Country music singer John Denver said he was “leaving on a jet plane, don’t know when I’ll be back again.” Well, I’m leaving for the Mile High City, but I know when I’ll be back again. Between now and next Friday, I will be reporting from inside the Pepsi Center and the Big Tent.
The sudden death of Rep. Stephanie Jones Tubbs casts a pall over the Democratic National Convention. While Tubbs Jones was a staunch supporter of Hillary Clinton, she was also a powerful speaker and fearless warrior who could connect with African Americans and white women.
The celebration will also be tempered by polls that show the presidential race is a statistical dead heat. On the eve of the convention, Barack Obama has lost his mojo. John McCain is surging and Obama is slipping.
Still, history will be made when Obama accepts the Democratic nomination for President of the United States.
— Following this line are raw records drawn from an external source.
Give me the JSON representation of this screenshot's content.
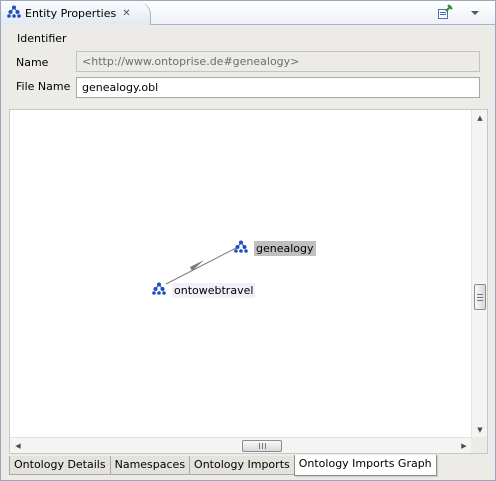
{
  "view": {
    "title": "Entity Properties",
    "close_glyph": "✕",
    "icons": {
      "view_icon": "ontology-icon",
      "toolbar_icon": "pin-icon"
    }
  },
  "identifier": {
    "section_title": "Identifier",
    "name_label": "Name",
    "name_value": "<http://www.ontoprise.de#genealogy>",
    "file_label": "File Name",
    "file_value": "genealogy.obl"
  },
  "graph": {
    "nodes": [
      {
        "id": "genealogy",
        "label": "genealogy",
        "selected": true
      },
      {
        "id": "ontowebtravel",
        "label": "ontowebtravel",
        "selected": false
      }
    ],
    "edges": [
      {
        "from": "ontowebtravel",
        "to": "genealogy"
      }
    ],
    "node_icon": "ontology-icon",
    "edge_color": "#7b7b7b"
  },
  "scrollbars": {
    "up": "▲",
    "down": "▼",
    "left": "◀",
    "right": "▶"
  },
  "tabs": [
    {
      "label": "Ontology Details",
      "active": false
    },
    {
      "label": "Namespaces",
      "active": false
    },
    {
      "label": "Ontology Imports",
      "active": false
    },
    {
      "label": "Ontology Imports Graph",
      "active": true
    }
  ],
  "colors": {
    "accent": "#1f4fbf",
    "selected_label_bg": "#c0c0c0"
  }
}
Leah H. Daughtry, CEO of the Democratic National Convention Committee, said:
Opening the door of the political process to people who have never taken part in the past has been the bedrock of our planning for this Convention since we arrived in Denver one year ago. Twelve months and 56 primaries and caucuses later, it’s only fitting that our delegates represent that same core value and Barack Obama’s unparalleled ability to bring more new people in to the electoral process than ever before. Young and old, first-timers and Convention veterans, all representing a broad spectrum of backgrounds and communities, this is a delegation that will bring America’s voices to Denver.
The Democratic convention by the numbers:
- 50.1 percent of the delegates are women
- 44.3 percent represent minority communities
- 16.9 percent are seniors, age 65 or older
- 14.4 percent are age 36 or younger
In the meantime, you can submit video or text questions about what you would do to get the country back on the right track. Elected officials and policy experts will respond directly to voters’ questions live from the Convention floor and online.